Мокшанов заерзал на скамейке, затем подался ко мне и, горячо дыша в ухо, зашептал:

— Ну кто бы мог подумать? Ей-богу, он!

Петр Матвеич, он самый. Нет, вы только поду майте!

И так как лицо мое не выражало, очевидно, ничего, кроме крайнего недоумения, Мокшанов стал теребить меня за рукав.

— Он, ей-богу, он! Петр Матвеич, собственной персоной. Вот так встреча!

Мокшанов говорил таким тоном, будто я упрямо отказывался признать в этом неизвестном мне человеке Петра Матвеевича.

За все дни нашего знакомства я еще не видел Мокшанова таким возбужденным.

— Вот видите, — сказал он укоризненно, — а вы еще не хотели идти на концерт…

Дело в том, что концерт этот шел в соседнем санатории, куда нас никто не приглашал.
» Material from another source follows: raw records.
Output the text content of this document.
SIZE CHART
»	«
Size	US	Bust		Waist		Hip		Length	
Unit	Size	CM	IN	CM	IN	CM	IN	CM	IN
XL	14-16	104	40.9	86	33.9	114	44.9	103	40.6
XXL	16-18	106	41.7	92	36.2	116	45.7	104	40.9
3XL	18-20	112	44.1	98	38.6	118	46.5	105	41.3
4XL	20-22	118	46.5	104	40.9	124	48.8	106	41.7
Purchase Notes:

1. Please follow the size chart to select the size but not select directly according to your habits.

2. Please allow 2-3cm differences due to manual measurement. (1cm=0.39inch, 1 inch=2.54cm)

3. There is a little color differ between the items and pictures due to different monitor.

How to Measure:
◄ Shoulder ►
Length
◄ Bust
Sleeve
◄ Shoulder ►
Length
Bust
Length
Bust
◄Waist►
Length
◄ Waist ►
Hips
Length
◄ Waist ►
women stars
Но Мокшанова это смутить не могло.

— Мало ли что не приглашали, — сказал он. — А мы с черного хода пойдем. Я знаю лазейку в заборе. Удобнее, чем ворота. А то еще кругом обходить…

В Мокшанове была веселая житейская удаль, слишком безобидная, чтобы быть названной бесцеремонностью, удаль, которая хороша уже тем, что не знает излишней застенчивости.

Сад тянулся берегом, полого спускающимся к морю. Скамейки стояли амфитеатром: была удачно использована естественная покатость площадки. Зрители сидели обратив лица к невидимому морю. В штормы море шумело за сценой-раковиной так, будто было совсем-совсем близко.

Здесь же, под черным небом, устраивались и киносеансы. Сегодня экран был свернут в белую трубку и висел выше ламп, под белым куполом раковины. Мошки, бабочки, жуки, диковинные ночные стрекозы вели вокруг ламп свой неутомимый опасный хоровод. На полу, под лампами, лежала мошкара с обожженными крылышками.

Конферансье объявил, что сейчас будет исполнена фантазия «Штраусиана», причем объявил это таким самодовольным тоном, будто всей своей популярностью Штраус обязан прежде всего именно ему, этому конферансье.

Петр Матвеевич пододвинул стул поближе к рампе, уселся поудобнее и положил пальцы на лады.